Budget hearing focuses primarily on school spending



Taxpayers of Southington flocked to DePaolo Middle School on March 20 for the Board of Finance 2018-2019 budget public hearing, which covered the general government and Board of Education budgets together as one entity.

BOF chair John Leary said the total budget request $150.2 million, which is $6.9 million more than the current year. The Southington taxpayer currently pays $5,300 per year.

After the Town Council receives the BOF recommended budget and approves it, the BOF then sets the mill rate, which determines the tax rate that needs to be applied to residents.

“The BOF exists to carefully review the budget and financial health of the town in conjunction with the needs and desires of residents and businesses while considering the health of the state and overall economy,” Leary said. “In a careful oversight process, the BOF will recommend the budget to the Town Council. And once they approve it, the BOF will set the mill rate.”

For perspective, Leary said the town would need 704 new taxpaying homes to cover the proposed budget increase.

Nearly all who spoke at the hearing commented on the BOE budget. Some were supportive of what the BOE had requested, some argued the BOE should be given more, and some argued the BOE should be given less.

One speaker, Dan Hart, told ‘a tale of two Southingtons.’ In one version of the town, businesses are growing, and the grand list is increasing in value. In the other version, Hart said that the town is underfunding schools and education.

Debbi Mauro said that “education has been on the short end for years.” She said the community should be helping each other when times are tough.

Jocelyn Alia, a mother of a young student, said schools need innovation and creative thinking, especially in the age where children are exposed to violence and destruction in their schools.
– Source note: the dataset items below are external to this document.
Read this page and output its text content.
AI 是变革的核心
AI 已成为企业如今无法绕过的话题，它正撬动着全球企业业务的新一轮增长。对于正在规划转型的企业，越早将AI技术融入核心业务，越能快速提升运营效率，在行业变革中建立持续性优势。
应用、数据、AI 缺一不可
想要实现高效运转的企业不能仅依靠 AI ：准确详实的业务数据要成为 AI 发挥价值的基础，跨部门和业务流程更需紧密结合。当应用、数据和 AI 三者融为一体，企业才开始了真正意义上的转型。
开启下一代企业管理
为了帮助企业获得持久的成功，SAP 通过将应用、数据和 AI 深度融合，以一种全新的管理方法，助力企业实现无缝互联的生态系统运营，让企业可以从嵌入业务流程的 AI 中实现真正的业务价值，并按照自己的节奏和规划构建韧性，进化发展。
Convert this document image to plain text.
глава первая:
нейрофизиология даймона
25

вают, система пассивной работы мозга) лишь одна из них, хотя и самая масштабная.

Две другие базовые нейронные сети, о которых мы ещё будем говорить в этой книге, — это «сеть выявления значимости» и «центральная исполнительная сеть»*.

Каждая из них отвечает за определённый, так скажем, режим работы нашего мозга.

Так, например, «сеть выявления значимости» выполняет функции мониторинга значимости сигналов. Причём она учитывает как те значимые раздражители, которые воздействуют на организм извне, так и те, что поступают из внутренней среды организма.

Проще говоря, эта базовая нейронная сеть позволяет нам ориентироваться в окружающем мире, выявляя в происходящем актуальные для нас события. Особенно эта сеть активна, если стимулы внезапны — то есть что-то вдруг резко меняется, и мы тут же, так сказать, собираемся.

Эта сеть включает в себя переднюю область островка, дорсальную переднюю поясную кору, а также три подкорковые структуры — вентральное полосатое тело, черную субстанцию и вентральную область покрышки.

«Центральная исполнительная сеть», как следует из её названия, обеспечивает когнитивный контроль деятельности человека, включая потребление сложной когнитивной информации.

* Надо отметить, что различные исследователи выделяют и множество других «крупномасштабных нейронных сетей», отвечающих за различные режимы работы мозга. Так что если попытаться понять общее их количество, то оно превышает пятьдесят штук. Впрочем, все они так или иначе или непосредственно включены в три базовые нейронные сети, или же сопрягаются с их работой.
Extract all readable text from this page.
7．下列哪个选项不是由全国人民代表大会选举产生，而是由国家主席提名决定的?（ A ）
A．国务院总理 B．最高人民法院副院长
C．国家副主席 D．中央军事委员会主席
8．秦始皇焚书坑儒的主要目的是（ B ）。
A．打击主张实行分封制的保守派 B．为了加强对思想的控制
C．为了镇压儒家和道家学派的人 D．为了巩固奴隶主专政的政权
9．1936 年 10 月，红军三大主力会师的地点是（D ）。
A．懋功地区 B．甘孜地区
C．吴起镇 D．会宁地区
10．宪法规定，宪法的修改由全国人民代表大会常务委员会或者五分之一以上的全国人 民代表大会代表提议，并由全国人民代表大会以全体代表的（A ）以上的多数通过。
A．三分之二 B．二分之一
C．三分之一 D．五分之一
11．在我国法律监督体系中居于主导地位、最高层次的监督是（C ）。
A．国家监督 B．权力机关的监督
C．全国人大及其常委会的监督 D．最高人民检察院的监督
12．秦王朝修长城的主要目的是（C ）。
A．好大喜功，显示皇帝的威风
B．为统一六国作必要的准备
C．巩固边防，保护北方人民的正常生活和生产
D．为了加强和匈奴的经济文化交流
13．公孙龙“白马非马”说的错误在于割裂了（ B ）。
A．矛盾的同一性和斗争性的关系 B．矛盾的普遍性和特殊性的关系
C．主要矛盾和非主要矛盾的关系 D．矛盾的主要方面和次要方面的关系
“Schools are a child’s second home,” Alia said. “For some, it’s their primary place for safety and social construct.”

A few residents commented on the per-pupil-expenditure rating. Southington ranks 154 out of 166 school districts in per-pupil spending. Residents commented that the grand list in Southington has continued to grow each year, but the per-pupil spending rank, they said, did not match that growth. They felt the town should be able to offer more to each student.

Kathleen Reilly told the BOF, “Raise my taxes,” arguing teachers do their best with very little. “It’s not acceptable to keep blaming the state.”

Principal of Derynoski Elementary School, Jan Verderame, said Southington takes great pride in the school system. “Our students are the future of our community and economy,” she said.

Fourth grade educator Robert Lalla said he wouldn’t want to work anywhere else, despite some accusations from others suggesting that if schools aren’t properly funded, educators would leave. However, he said, “We need support. We can do better.”

One resident, Alexandra Anderson, had a different approach from the majority. She compared the BOE budget to her own life as a young millennial mother, saying the BOE proposed budget features “bling” and other unnecessary requests.

“We need to do better at reducing waste,” Anderson said, asking the BOF to consider a “cleaner school system budget.”

The residents of Southington who spoke at the hearing ultimately showed an overwhelming support for a strong education system and structure for the community’s youth. It is up to the elected board members now to take in the responses they heard and move along on the budget calendar.

The BOF is scheduled to adopt the budget on March 28. A Town Council public hearing will take place at 7 p.m. on April 23 at the Municipal Center. The council will adopt the budget on May 14, and the BOF will set the mill rate on May 21.